The European economy showed sure signs of recovery as it recorded a growth on an annual basis in the last quarter of 2013. This is the first time in two years that such growth has been recorded. The GDP of the Eurozone rose by nearly grew by nearly 0.3% in the fourth quarter of 2013, in comparison with the third quarter of 2013. As compared to the same period in 2013, the growth was 0.5% higher. These figures were released by Eurostat on Friday.
According to reports, the higher growth was driven by the recovering economies of Italy and France.
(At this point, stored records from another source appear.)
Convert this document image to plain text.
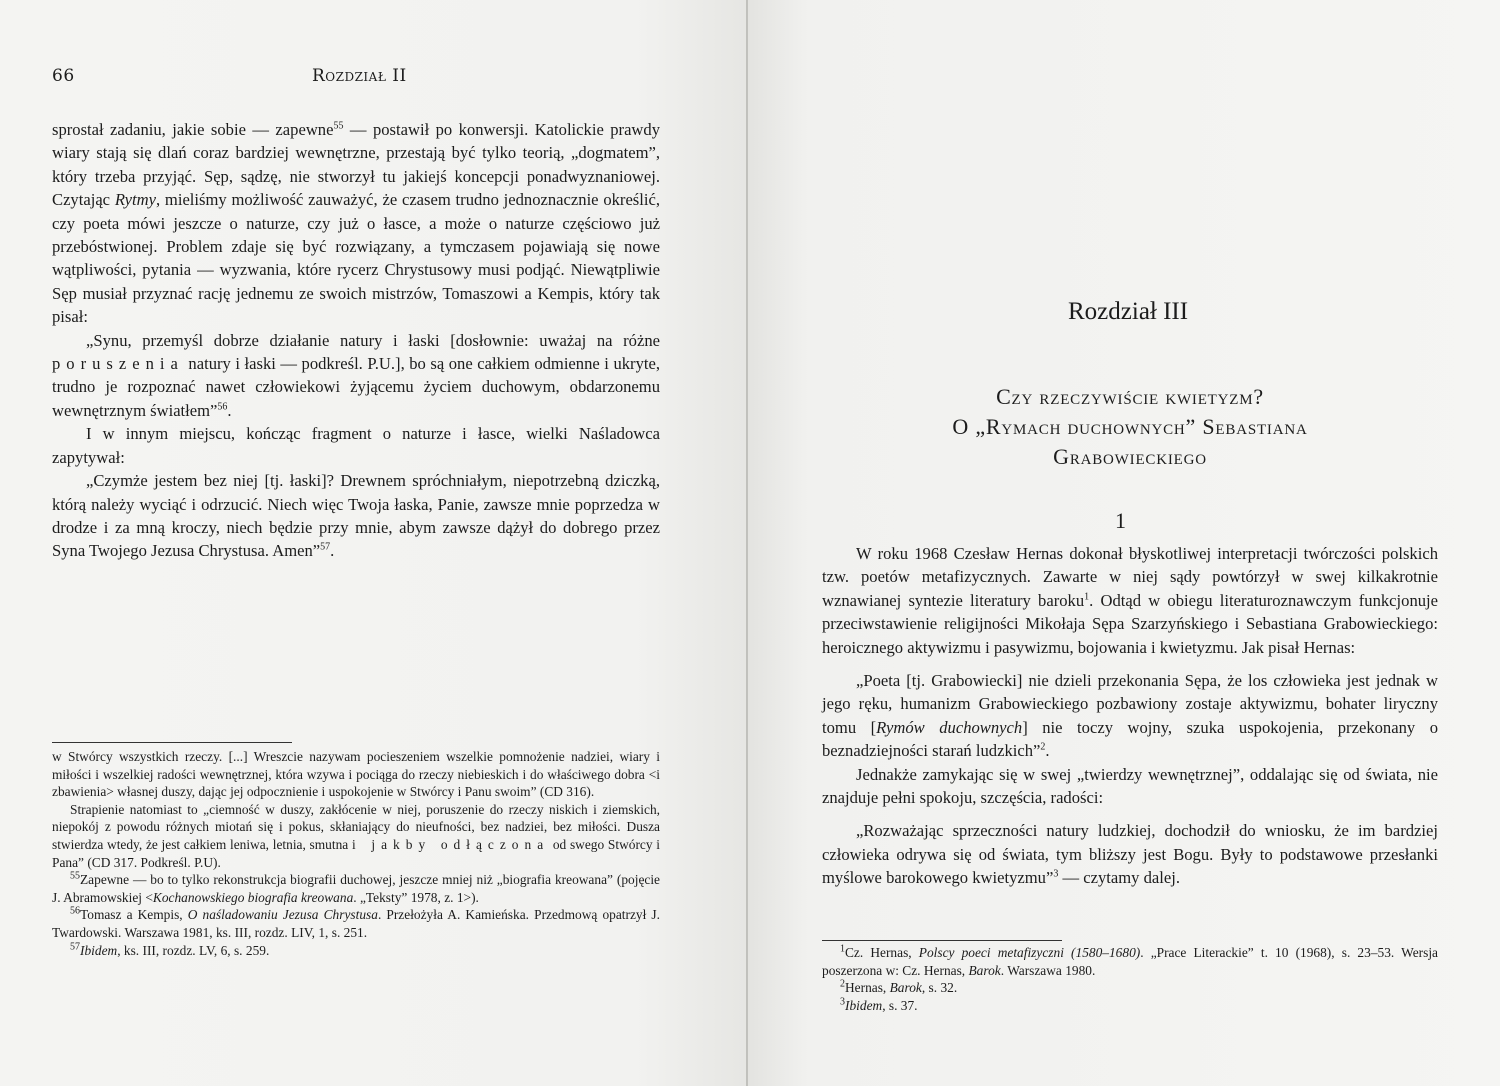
66	Rozdział II

sprostał zadaniu, jakie sobie — zapewne$^{55}$ — postawił po konwersji. Katolickie prawdy wiary stają się dlań coraz bardziej wewnętrzne, przestają być tylko teorią, „dogmatem”, który trzeba przyjąć. Sęp, sądzę, nie stworzył tu jakiejś koncepcji ponadwyznaniowej. Czytając Rytmy, mieliśmy możliwość zauważyć, że czasem trudno jednoznacznie określić, czy poeta mówi jeszcze o naturze, czy już o łasce, a może o naturze częściowo już przebóstwionej. Problem zdaje się być rozwiązany, a tymczasem pojawiają się nowe wątpliwości, pytania — wyzwania, które rycerz Chrystusowy musi podjąć. Niewątpliwie Sęp musiał przyznać rację jednemu ze swoich mistrzów, Tomaszowi a Kempis, który tak pisał:

„Synu, przemyśl dobrze działanie natury i łaski [dosłownie: uważaj na różne poruszenia natury i łaski — podkreśl. P.U.], bo są one całkiem odmienne i ukryte, trudno je rozpoznać nawet człowiekowi żyjącemu życiem duchowym, obdarzonemu wewnętrznym światłem”$^{56}$.

I w innym miejscu, kończąc fragment o naturze i łasce, wielki Naśladowca zapytywał:

„Czymże jestem bez niej [tj. łaski]? Drewnem spróchniałym, niepotrzebną dziczką, którą należy wyciąć i odrzucić. Niech więc Twoja łaska, Panie, zawsze mnie poprzedza w drodze i za mną kroczy, niech będzie przy mnie, abym zawsze dążył do dobrego przez Syna Twojego Jezusa Chrystusa. Amen”$^{57}$.

w Stwórcy wszystkich rzeczy. [...] Wreszcie nazywam pocieszeniem wszelkie pomnożenie nadziei, wiary i miłości i wszelkiej radości wewnętrznej, która wzywa i pociąga do rzeczy niebieskich i do właściwego dobra <i zbawienia> własnej duszy, dając jej odpocznienie i uspokojenie w Stwórcy i Panu swoim” (CD 316).

Strapienie natomiast to „ciemność w duszy, zakłócenie w niej, poruszenie do rzeczy niskich i ziemskich, niepokój z powodu różnych miotań się i pokus, skłaniający do nieufności, bez nadziei, bez miłości. Dusza stwierdza wtedy, że jest całkiem leniwa, letnia, smutna i jakby odłączona od swego Stwórcy i Pana” (CD 317. Podkreśl. P.U).

$^{55}$Zapewne — bo to tylko rekonstrukcja biografii duchowej, jeszcze mniej niż „biografia kreowana” (pojęcie J. Abramowskiej <Kochanowskiego biografia kreowana. „Teksty” 1978, z. 1>).

$^{56}$Tomasz a Kempis, O naśladowaniu Jezusa Chrystusa. Przełożyła A. Kamieńska. Przedmową opatrzył J. Twardowski. Warszawa 1981, ks. III, rozdz. LIV, 1, s. 251.

$^{57}$Ibidem, ks. III, rozdz. LV, 6, s. 259.

Rozdział III
Czy rzeczywiście kwietyzm?
O „Rymach duchownych” Sebastiana
Grabowieckiego
1

W roku 1968 Czesław Hernas dokonał błyskotliwej interpretacji twórczości polskich tzw. poetów metafizycznych. Zawarte w niej sądy powtórzył w swej kilkakrotnie wznawianej syntezie literatury baroku$^1$. Odtąd w obiegu literaturoznawczym funkcjonuje przeciwstawienie religijności Mikołaja Sępa Szarzyńskiego i Sebastiana Grabowieckiego: heroicznego aktywizmu i pasywizmu, bojowania i kwietyzmu. Jak pisał Hernas:

„Poeta [tj. Grabowiecki] nie dzieli przekonania Sępa, że los człowieka jest jednak w jego ręku, humanizm Grabowieckiego pozbawiony zostaje aktywizmu, bohater liryczny tomu [Rymów duchownych] nie toczy wojny, szuka uspokojenia, przekonany o beznadziejności starań ludzkich”$^2$.

Jednakże zamykając się w swej „twierdzy wewnętrznej”, oddalając się od świata, nie znajduje pełni spokoju, szczęścia, radości:

„Rozważając sprzeczności natury ludzkiej, dochodził do wniosku, że im bardziej człowieka odrywa się od świata, tym bliższy jest Bogu. Były to podstawowe przesłanki myślowe barokowego kwietyzmu”$^3$ — czytamy dalej.

$^1$Cz. Hernas, Polscy poeci metafizyczni (1580–1680). „Prace Literackie” t. 10 (1968), s. 23–53. Wersja poszerzona w: Cz. Hernas, Barok. Warszawa 1980.

$^2$Hernas, Barok, s. 32.

$^3$Ibidem, s. 37.
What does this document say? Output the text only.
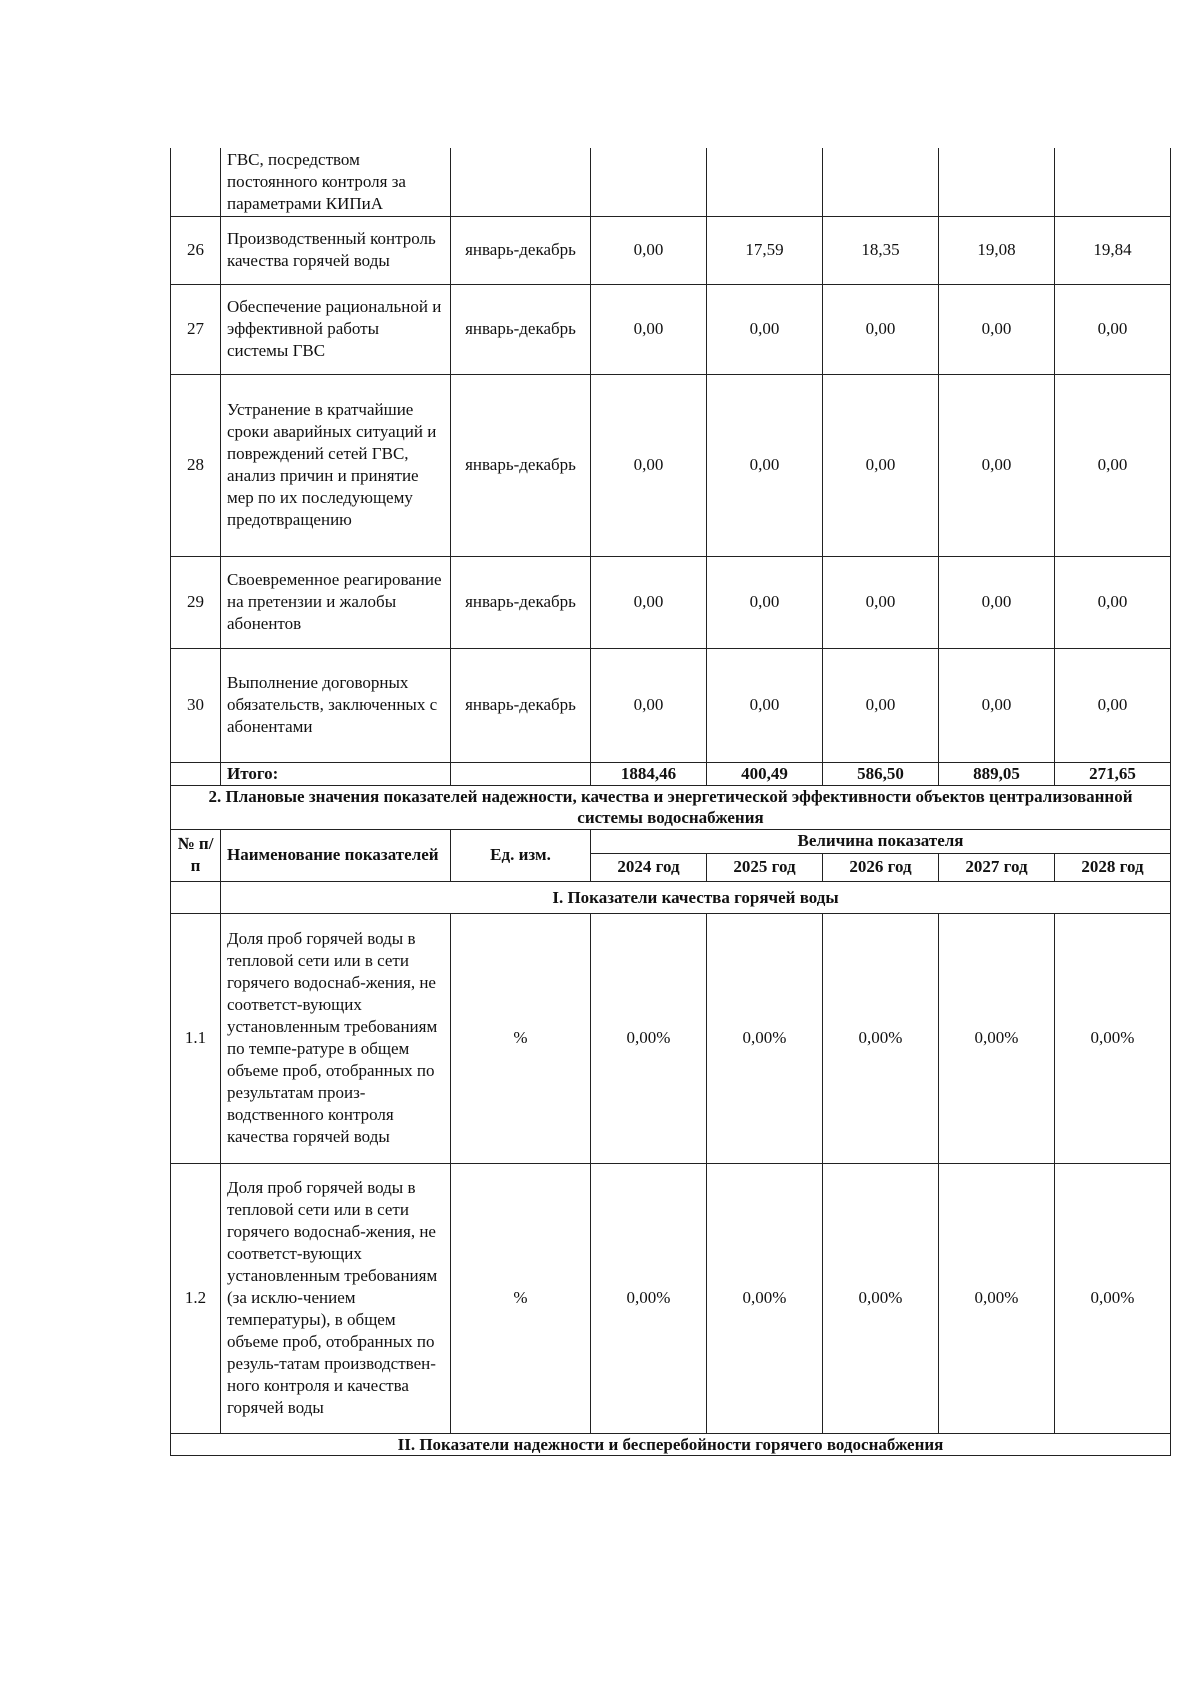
	ГВС, посредством постоянного контроля за параметрами КИПиА						
26	Производственный контроль качества горячей воды	январь-декабрь	0,00	17,59	18,35	19,08	19,84
27	Обеспечение рациональной и эффективной работы системы ГВС	январь-декабрь	0,00	0,00	0,00	0,00	0,00
28	Устранение в кратчайшие сроки аварийных ситуаций и повреждений сетей ГВС, анализ причин и принятие мер по их последующему предотвращению	январь-декабрь	0,00	0,00	0,00	0,00	0,00
29	Своевременное реагирование на претензии и жалобы абонентов	январь-декабрь	0,00	0,00	0,00	0,00	0,00
30	Выполнение договорных обязательств, заключенных с абонентами	январь-декабрь	0,00	0,00	0,00	0,00	0,00
	Итого:		1884,46	400,49	586,50	889,05	271,65
2. Плановые значения показателей надежности, качества и энергетической эффективности объектов централизованной системы водоснабжения							
№ п/п	Наименование показателей	Ед. изм.	Величина показателя				
			2024 год	2025 год	2026 год	2027 год	2028 год
	I. Показатели качества горячей воды						
1.1	Доля проб горячей воды в тепловой сети или в сети горячего водоснаб-жения, не соответст-вующих установленным требованиям по темпе-ратуре в общем объеме проб, отобранных по результатам произ-водственного контроля качества горячей воды	%	0,00%	0,00%	0,00%	0,00%	0,00%
1.2	Доля проб горячей воды в тепловой сети или в сети горячего водоснаб-жения, не соответст-вующих установленным требованиям (за исклю-чением температуры), в общем объеме проб, отобранных по резуль-татам производствен-ного контроля и качества горячей воды	%	0,00%	0,00%	0,00%	0,00%	0,00%
II. Показатели надежности и бесперебойности горячего водоснабжения							
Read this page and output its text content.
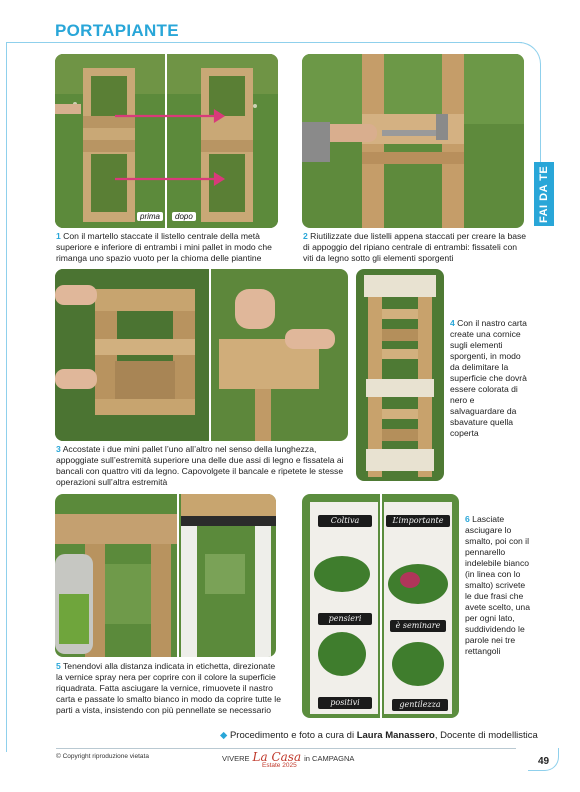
PORTAPIANTE
FAI DA TE
prima	dopo
1 Con il martello staccate il listello centrale della metà superiore e inferiore di entrambi i mini pallet in modo che rimanga uno spazio vuoto per la chioma delle piantine
2 Riutilizzate due listelli appena staccati per creare la base di appoggio del ripiano centrale di entrambi: fissateli con viti da legno sotto gli elementi sporgenti
3 Accostate i due mini pallet l’uno all’altro nel senso della lunghezza, appoggiate sull’estremità superiore una delle due assi di legno e fissatela ai bancali con quattro viti da legno. Capovolgete il bancale e ripetete le stesse operazioni sull’altra estremità
4 Con il nastro carta create una cornice sugli elementi sporgenti, in modo da delimitare la superficie che dovrà essere colorata di nero e salvaguardare da sbavature quella coperta
5 Tenendovi alla distanza indicata in etichetta, direzionate la vernice spray nera per coprire con il colore la superficie riquadrata. Fatta asciugare la vernice, rimuovete il nastro carta e passate lo smalto bianco in modo da coprire tutte le parti a vista, insistendo con più pennellate se necessario
Coltiva	L’importante
pensieri
è seminare
positivi	gentilezza
6 Lasciate asciugare lo smalto, poi con il pennarello indelebile bianco (in linea con lo smalto) scrivete le due frasi che avete scelto, una per ogni lato, suddividendo le parole nei tre rettangoli
◆ Procedimento e foto a cura di Laura Manassero, Docente di modellistica
© Copyright riproduzione vietata	VIVERE La Casa in CAMPAGNA
Estate 2025	49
These positive figures were backed by the improved performance of other key European economies such as Germany, Spain, and the Netherlands.
France recorded growth of 0.3% over the period of the last quarter, and its growth rate was a little higher than expected, especially considering that it had registered a zero growth rate in the third quarter.
Germany, which is the strongest and biggest economy in the eurozone, recorded a growth rate of 0.4% in the last quarter of 2013, as compared to the previous quarter. The country’s robust export figures helped it exceed expectations, if it was marginally so.
However, this is far from a sure sign of recovery as experts say that the eurozone is still a long way from being out of the woods. As inflation slows in this region, it presents a risk of deflation. Moreover, the economy still hasn’t showed signs of generating enough jobs to bring down the levels of unemployment.